Expression of CD24 in Human Bone Marrow-Derived Mesenchymal Stromal Cells Is Regulated by TGFβ3 and Induces a Myofibroblast-Like Genotype

1Trauma Department, Hannover Medical School, 30625 Hannover, Germany
2Institute of Laboratory Animal Science, Hannover Medical School, 30625 Hannover, Germany
3Cellular Neurophysiology, Hannover Medical School, 30625 Hannover, Germany

Received 15 June 2015; Revised 11 August 2015; Accepted 12 August 2015

Academic Editor: Franca Fagioli

Copyright © 2016 Luisa Marilena Schäck et al. This is an open access article distributed under the Creative Commons Attribution License, which permits unrestricted use, distribution, and reproduction in any medium, provided the original work is properly cited.

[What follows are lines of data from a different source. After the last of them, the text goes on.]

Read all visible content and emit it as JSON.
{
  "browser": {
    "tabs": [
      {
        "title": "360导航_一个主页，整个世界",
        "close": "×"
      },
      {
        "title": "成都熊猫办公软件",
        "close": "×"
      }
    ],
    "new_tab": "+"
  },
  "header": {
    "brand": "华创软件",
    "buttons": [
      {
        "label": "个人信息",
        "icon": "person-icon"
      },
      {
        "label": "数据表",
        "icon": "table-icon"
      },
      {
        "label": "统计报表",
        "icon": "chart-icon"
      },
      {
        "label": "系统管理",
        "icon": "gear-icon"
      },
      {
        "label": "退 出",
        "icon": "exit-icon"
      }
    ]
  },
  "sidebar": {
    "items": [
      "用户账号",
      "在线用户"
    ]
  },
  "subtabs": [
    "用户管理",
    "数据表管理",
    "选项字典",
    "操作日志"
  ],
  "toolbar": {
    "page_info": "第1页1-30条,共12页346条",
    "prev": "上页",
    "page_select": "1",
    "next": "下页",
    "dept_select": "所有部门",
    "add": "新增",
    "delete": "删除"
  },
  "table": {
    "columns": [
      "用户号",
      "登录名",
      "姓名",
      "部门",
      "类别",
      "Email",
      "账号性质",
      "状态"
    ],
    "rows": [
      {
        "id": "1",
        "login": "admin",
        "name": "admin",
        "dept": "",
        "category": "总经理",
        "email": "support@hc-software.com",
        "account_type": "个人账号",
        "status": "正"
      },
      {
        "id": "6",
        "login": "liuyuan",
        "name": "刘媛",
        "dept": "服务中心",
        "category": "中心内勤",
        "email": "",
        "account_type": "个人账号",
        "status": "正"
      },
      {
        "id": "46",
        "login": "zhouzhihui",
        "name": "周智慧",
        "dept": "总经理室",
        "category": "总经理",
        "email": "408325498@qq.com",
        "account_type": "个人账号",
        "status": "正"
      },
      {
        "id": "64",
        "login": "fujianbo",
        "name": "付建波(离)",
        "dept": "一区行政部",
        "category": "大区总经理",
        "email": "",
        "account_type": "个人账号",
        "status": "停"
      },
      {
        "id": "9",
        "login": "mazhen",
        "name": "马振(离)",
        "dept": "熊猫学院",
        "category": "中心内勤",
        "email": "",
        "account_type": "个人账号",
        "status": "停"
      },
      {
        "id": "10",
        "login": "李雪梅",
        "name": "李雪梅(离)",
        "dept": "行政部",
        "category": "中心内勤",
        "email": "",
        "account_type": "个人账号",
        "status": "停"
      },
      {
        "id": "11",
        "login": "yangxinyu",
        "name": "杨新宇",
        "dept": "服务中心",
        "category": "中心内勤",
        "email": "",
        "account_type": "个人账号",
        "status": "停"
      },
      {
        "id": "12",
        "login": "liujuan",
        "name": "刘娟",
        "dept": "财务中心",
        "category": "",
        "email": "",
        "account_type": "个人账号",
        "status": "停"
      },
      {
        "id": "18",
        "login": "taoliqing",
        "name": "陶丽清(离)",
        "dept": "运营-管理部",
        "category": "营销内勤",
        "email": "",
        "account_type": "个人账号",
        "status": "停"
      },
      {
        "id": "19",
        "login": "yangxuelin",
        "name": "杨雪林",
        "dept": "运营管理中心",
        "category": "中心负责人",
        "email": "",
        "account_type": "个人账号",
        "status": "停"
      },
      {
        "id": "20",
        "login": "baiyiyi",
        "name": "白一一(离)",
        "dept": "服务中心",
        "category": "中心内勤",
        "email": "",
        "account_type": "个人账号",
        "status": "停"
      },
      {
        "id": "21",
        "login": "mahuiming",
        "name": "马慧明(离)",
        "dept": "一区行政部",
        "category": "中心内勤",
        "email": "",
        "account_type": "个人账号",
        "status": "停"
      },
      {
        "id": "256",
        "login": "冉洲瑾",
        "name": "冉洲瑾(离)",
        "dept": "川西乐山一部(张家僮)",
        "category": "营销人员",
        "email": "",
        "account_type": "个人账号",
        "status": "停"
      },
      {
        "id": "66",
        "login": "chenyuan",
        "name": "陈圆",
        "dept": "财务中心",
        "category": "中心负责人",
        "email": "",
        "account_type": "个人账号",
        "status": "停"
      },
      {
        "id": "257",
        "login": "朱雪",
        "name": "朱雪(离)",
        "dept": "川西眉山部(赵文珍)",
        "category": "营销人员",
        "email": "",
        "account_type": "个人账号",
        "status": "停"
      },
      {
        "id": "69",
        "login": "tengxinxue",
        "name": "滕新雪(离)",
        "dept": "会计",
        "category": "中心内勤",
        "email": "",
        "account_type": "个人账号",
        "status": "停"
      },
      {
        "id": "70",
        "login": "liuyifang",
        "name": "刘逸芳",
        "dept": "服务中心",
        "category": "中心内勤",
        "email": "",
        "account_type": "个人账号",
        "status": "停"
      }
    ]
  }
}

Human bone marrow-derived stromal cells (hBMSCs) derived from the adult organism hold great promise for diverse settings in regenerative medicine. Therefore a more complete understanding of hBMSC biology to fully exploit the cells’ potential for clinical settings is important. The protein CD24 has been reported to be involved in a diverse range of processes such as cancer, adaptive immunity, inflammation, and autoimmune diseases in other cell types. Its expression in hBMSCs, which has not yet been analyzed, may add an important aspect in the understanding of hBMSC biology. The present study therefore analyzes the expression, regulation, and functional implication of the surface protein CD24 in hBMSCs. Methods used are stimulation studies with TGF beta as well as shRNA-mediated knockdown and overexpression of CD24 followed by microarray, immunocytochemistry, and flow cytometric analyses. To our knowledge, we demonstrate for the first time that the expression of CD24 is an inherent property of hBMSCs. Importantly, the data links the upregulation of CD24 to the adoption of a myofibroblast-like gene expression pattern in hBMSCs. We demonstrate that CD24 is an important modulator in transforming growth factor beta 3 (TGFβ3) signaling with a reciprocal regulatory relationship between these two proteins.